Why did I watch it? I don’t know. I must have been too lazy to change the channel. Last night, some movie station (I forget which one) showed the confused 1998 romantic comedy, “You’ve Got Mail”. Having just seen Tom and Meg the night before when I watched the last 30 minutes of “Sleepless in Seattle” (again, too lazy to grab the remote), I thought it was a repeat showing. It wasn’t. Same cast, slightly different story.
Anyway, maybe as I guy I don’t get the romantic comedy genre in general, but this plot confused me. In short (spoiler coming, if you haven’t seen it), Joe (Tom Hanks) falls in love with Kathleen (Meg Ryan), anonymously, by e-mail. They don’t realize that in real life, they’ve met, and they’re bitter enemies.
- When Joe realizes who his Internet crush is, instead of telling her, he keeps it secret, and is really mean to her. Why? That’s never explained. He just is. The unexplained motivations get better.
- When Joe, the man Kathleen hates intensely, barges into Kathleen’s apartment, she’s not upset. No, they have a friendly chat. Huh?
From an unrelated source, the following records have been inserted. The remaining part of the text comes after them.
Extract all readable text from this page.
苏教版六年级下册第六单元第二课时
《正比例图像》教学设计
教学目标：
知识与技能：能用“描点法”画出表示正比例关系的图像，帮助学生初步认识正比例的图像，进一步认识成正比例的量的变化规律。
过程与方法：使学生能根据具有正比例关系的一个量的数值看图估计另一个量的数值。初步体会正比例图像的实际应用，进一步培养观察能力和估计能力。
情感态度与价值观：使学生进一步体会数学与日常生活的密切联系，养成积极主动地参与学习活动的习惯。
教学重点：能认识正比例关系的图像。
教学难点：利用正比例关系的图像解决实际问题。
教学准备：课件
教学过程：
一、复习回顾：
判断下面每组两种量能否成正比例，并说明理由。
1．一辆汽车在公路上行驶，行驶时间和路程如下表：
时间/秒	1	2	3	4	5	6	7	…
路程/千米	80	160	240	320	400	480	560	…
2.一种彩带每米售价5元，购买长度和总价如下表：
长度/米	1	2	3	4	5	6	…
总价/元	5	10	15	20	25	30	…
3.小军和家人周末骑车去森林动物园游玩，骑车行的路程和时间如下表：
Seriously, in real life, she’d be calling the police and fending him off with a knife. That’s scary stuff.
- Joe keeps his identity secret for days (weeks?), playing with Kathleen’s emotions by e-mail. This, in real life, would be considered cruel and deceptive. What does she do when she finds out? She kisses him.
Alright, I just don’t get it. And don’t get me started on “Sleepless in Seattle”. I mean, for crying out loud. How could they fall in love? She was a stalker!
What’s on tonight? Oh, crap. “What Women Want”? No! I put my foot down. I’m going to go to Blockbuster and I’m going to find a cheesy action movie. Like Roger Moore in “Moonraker” — I always get all misty when that metal-toothed behemoth, Jaws, meets the love of his life. *sniff* Pass me a kleenex, will ya?